What is Chrome’s incognito mode and why Google workers compare it to The Simpsons

The famous scene of Homer Simpson saying that it is not him, but Cosme Fulanito, was used by the same Google workers to describe how the “incognito mode” of the Chrome browser works. The company’s collaborators say that this option should be changed, because people think that it is much more private than it really is.

A lawsuit against Googlerevealed that in a group of company workers, he accused them of cheating users with the so-called Incognito Mode of your browser (Google Chrome)since it only hides the browsing history, but not other data such as geolocation or data used to present ads.

For its part, the company defends itself by saying that when this tab is opened, users are informed which records are saved and which are not.

What is Google Chrome Incognito Mode?

The privacy offered by the Incognito mode of Google Chrome It is not clear to users, who come to overestimate it, but it is also the subject of jokes among the company’s own engineers, despite Google’s explanations about what it does and what it does not.

Chrome’s incognito mode allows users to browse privately, that is, it prevents the browser from saving the history of their online activity on the device they use. An example of this are the ‘cookies’, the data of the websites that are visited or the information entered in forms.

However, it seems that this mode is not as private as it should be, according to a class action lawsuit against the company filed in California (United States).

Among the evidence, a series of internal documents were presented, including a circular from Google’s chief marketing officer, Lorraine Twohill, addressed to Alphabet’s president, Sundar Pichai.

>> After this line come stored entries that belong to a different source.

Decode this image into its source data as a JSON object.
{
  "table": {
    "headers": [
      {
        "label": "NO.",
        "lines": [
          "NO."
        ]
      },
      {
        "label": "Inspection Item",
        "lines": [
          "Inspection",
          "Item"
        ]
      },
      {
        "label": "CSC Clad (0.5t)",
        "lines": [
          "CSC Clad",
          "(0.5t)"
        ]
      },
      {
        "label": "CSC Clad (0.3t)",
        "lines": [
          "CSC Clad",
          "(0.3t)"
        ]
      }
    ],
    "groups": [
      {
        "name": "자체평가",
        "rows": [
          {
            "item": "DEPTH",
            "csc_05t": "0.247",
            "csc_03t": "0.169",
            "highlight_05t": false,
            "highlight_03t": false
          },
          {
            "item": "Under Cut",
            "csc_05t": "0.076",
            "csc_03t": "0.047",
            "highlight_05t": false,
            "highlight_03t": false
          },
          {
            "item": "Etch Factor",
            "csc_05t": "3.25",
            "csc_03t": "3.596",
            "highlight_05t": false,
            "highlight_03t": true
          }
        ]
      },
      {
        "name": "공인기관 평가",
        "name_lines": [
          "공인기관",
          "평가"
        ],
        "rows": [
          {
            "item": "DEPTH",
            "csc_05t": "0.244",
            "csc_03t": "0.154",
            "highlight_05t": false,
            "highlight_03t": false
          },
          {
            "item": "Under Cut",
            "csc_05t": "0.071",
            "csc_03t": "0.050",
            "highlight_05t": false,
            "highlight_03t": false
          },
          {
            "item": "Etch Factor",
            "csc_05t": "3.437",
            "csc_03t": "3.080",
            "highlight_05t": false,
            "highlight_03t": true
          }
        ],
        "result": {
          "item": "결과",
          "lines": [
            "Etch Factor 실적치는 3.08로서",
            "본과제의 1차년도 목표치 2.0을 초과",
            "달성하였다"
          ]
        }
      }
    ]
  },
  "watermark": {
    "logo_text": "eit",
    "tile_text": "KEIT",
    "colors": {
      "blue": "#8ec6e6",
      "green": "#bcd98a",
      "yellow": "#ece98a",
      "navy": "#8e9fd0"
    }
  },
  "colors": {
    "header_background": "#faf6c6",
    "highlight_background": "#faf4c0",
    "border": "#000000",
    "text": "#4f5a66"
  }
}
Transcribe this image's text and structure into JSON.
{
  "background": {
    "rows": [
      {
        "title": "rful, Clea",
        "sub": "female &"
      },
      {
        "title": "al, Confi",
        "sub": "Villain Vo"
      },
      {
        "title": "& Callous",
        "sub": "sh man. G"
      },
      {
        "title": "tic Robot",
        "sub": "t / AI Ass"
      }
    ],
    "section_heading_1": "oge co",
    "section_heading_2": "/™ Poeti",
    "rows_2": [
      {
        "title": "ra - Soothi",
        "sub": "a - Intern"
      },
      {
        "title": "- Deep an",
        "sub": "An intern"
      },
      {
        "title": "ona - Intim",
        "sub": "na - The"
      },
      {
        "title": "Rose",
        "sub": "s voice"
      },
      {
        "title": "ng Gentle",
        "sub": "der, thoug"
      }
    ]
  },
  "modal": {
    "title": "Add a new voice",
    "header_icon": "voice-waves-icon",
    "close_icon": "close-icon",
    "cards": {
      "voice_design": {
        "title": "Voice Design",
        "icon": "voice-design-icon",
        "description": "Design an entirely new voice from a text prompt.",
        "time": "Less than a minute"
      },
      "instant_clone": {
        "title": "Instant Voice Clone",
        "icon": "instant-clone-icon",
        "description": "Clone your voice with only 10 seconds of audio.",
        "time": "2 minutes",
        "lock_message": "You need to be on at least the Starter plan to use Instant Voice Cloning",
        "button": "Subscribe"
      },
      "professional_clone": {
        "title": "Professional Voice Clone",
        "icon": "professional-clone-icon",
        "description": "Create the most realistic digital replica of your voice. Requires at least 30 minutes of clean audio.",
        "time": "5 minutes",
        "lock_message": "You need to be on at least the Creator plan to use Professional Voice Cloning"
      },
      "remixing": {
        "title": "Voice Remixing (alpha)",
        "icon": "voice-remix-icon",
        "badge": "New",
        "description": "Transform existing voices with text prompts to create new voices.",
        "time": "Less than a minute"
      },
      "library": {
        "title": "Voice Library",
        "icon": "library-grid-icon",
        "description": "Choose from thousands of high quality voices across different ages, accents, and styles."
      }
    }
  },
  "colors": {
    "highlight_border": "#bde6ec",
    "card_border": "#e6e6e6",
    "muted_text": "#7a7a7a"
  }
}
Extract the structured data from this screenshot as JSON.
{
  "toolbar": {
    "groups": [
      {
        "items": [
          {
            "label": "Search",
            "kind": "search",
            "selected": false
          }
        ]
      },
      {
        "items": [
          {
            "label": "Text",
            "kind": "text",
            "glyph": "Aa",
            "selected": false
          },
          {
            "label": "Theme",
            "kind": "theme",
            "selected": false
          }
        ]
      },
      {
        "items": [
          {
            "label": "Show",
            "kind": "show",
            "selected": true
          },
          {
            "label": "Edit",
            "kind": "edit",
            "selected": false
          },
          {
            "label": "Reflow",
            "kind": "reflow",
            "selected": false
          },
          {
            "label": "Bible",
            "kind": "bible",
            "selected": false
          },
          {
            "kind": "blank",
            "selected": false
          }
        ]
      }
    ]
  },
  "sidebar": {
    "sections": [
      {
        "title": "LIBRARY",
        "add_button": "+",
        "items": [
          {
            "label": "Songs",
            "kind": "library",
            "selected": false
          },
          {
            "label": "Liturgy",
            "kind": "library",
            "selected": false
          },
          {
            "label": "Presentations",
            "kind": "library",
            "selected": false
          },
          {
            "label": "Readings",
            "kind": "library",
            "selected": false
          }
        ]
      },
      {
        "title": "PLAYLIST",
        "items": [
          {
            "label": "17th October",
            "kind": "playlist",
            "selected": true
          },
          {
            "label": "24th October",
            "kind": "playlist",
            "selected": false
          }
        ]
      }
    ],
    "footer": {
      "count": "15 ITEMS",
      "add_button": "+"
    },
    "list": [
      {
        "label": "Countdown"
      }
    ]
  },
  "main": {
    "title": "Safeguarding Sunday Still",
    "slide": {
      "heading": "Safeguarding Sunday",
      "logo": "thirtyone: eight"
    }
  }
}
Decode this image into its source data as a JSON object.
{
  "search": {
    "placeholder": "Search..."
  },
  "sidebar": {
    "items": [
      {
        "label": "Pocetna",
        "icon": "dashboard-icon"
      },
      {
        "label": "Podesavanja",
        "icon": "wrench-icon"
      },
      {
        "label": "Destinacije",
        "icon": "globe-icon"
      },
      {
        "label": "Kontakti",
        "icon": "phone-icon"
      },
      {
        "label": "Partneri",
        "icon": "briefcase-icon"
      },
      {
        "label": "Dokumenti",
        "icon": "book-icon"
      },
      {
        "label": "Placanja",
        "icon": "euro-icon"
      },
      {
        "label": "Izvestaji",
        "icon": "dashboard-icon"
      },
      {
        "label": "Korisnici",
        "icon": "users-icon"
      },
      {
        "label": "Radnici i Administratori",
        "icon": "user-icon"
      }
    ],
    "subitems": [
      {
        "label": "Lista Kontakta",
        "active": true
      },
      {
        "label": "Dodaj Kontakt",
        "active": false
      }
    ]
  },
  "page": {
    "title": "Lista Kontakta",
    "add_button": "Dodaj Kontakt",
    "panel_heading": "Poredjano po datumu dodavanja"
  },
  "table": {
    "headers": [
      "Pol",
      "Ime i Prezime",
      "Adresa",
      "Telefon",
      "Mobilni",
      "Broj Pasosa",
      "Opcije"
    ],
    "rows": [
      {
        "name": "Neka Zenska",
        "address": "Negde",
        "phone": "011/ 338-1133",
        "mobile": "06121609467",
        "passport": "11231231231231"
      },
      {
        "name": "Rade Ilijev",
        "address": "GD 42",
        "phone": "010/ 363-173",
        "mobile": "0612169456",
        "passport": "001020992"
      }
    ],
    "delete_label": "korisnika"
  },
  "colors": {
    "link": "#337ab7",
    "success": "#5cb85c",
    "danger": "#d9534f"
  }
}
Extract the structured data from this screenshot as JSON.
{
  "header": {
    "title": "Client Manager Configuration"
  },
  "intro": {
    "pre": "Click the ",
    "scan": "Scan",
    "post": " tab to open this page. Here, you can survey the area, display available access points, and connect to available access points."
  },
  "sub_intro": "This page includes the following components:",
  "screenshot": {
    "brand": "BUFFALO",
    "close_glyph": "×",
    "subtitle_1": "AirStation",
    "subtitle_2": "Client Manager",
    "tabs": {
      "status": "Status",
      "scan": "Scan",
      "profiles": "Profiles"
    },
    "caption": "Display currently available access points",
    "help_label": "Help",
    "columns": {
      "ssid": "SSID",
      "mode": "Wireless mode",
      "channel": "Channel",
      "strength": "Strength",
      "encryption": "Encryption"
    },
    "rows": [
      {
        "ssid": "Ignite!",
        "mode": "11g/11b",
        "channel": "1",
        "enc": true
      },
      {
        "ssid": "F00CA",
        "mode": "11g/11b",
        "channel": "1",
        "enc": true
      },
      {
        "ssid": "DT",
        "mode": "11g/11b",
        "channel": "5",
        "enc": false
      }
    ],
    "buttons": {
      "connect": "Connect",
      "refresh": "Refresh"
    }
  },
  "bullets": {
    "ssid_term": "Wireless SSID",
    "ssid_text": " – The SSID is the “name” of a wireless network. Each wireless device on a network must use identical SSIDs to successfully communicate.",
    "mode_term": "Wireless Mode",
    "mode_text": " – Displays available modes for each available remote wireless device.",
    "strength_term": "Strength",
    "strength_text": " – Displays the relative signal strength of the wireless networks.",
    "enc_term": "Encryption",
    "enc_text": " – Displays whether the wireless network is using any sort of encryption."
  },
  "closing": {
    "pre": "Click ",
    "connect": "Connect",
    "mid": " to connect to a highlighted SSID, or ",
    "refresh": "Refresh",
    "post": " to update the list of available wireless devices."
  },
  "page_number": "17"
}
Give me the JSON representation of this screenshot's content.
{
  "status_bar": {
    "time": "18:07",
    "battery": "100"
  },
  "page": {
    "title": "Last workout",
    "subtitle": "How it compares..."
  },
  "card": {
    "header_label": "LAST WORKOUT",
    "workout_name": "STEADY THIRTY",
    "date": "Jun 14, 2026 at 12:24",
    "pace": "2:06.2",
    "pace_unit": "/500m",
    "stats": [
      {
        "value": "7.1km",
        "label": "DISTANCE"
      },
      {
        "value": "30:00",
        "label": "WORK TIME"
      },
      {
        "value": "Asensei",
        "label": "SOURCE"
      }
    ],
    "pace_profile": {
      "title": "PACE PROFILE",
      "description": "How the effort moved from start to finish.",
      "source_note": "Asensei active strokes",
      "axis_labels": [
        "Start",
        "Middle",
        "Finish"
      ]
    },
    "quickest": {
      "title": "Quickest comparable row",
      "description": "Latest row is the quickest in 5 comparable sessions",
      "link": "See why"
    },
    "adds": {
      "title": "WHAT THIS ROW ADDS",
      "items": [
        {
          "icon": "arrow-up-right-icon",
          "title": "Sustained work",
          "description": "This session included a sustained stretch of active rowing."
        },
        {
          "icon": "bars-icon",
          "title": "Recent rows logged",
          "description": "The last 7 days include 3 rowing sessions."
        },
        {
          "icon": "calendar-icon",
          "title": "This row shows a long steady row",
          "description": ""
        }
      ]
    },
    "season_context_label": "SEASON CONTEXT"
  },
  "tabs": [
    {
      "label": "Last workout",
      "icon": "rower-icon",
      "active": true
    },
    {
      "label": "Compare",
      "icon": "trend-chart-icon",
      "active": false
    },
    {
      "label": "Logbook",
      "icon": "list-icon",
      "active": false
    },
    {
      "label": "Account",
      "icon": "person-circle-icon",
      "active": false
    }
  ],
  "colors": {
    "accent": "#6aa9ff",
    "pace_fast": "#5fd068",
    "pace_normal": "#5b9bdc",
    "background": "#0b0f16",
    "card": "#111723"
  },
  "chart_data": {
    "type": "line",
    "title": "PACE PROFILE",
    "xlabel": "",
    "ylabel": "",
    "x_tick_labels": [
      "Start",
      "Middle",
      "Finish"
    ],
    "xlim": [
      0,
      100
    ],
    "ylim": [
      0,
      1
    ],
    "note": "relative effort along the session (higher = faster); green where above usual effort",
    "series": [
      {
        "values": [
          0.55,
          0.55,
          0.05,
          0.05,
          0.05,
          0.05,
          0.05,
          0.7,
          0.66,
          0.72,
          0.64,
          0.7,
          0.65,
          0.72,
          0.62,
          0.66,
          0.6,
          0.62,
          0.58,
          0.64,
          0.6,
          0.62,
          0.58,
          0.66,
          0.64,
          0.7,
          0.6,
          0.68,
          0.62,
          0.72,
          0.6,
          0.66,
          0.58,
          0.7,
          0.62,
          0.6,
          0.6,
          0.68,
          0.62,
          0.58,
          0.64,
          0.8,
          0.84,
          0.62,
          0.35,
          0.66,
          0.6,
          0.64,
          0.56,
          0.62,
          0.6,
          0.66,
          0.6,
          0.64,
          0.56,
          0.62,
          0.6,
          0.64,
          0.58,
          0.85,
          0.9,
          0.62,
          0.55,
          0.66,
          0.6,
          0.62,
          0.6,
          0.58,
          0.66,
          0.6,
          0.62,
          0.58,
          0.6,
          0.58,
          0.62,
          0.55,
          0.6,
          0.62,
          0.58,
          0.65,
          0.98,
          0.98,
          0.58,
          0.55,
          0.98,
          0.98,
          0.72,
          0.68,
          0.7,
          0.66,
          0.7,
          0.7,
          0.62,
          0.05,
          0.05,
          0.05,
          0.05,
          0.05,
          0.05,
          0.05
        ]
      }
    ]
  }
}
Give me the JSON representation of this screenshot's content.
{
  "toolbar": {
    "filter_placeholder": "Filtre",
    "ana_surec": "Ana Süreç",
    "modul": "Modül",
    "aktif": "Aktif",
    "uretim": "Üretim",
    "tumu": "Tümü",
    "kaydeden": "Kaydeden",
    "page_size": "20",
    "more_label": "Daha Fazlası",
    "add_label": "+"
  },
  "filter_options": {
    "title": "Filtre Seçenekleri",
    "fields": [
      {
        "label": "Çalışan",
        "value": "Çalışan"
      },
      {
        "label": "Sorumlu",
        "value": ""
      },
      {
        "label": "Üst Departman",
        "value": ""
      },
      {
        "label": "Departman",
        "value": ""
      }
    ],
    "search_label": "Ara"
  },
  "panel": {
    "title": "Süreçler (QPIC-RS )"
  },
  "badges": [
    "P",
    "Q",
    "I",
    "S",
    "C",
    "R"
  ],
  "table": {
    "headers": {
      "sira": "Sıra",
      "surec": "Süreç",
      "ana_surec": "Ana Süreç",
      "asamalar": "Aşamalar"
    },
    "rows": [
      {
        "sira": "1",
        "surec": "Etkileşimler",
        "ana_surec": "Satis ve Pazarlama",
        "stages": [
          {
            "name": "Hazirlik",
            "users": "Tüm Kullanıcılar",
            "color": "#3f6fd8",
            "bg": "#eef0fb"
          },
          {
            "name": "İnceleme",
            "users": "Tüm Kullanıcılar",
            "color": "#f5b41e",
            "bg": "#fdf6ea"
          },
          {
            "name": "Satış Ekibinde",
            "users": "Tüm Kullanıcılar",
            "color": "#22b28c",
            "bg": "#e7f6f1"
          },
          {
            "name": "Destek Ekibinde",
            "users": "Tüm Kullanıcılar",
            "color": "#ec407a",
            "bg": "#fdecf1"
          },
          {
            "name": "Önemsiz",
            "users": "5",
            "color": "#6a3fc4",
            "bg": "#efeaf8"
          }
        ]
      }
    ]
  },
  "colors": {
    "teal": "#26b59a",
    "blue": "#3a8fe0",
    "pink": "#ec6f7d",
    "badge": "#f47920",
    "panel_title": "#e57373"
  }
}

Google workers ask to change the Incognito Mode

In the circular, Twohill urges Pichai to “make the incognito mode be really private”, because that lack of privacy limited the promotion of the mode and forced to resort to a type of confusing language that could even be harmful.

This circular was accompanied by the transcript of a 2018 chat in which Chrome engineers were talking about Incognito mode following research that pointed out that people had misunderstood what it really means.

“We need to stop calling it Incognito and stop using a Spy Guy icon,” says one of the employees in the chat, referring to the icon of the hat with glasses that characterizes it. Another provided a link to the incognito guy from the Simpsons series, who bears a great physical similarity to Homer, except for the mustaches and the top hat and the accent.

Regarding this character, the other employee said that “regardless of the name, the incognito icon It should always have been The Simpsons, which accurately conveys the level of privacy it provides.”

GoogleChrome | The Simpsons

Belief about private browsing

Incognito mode is not exclusive to Google Chrome, since it is present in other browsers in which the name by which it is known may vary. But according to a 2018 study conducted by researchers at the universities of Chicago (United States) and Hannover (Germany), users are not clear about what this type of navigation actually does.

Specifically, they collect beliefs such as that it prevents geolocation, advertisements, viruses and the tracking of both the websites that are visited and Internet providers. And these misconceptions are usually related to the meaning that users give to the word privacy that accompanies the type of navigation.

In that sense, Google defends itself and says that it warns of this when opening the incognito modewith a warning that indicates what it does and what it does not, and that there is a link to “More information”, which makes it clear that information is still being collected in this mode, just like the normal browsing mode.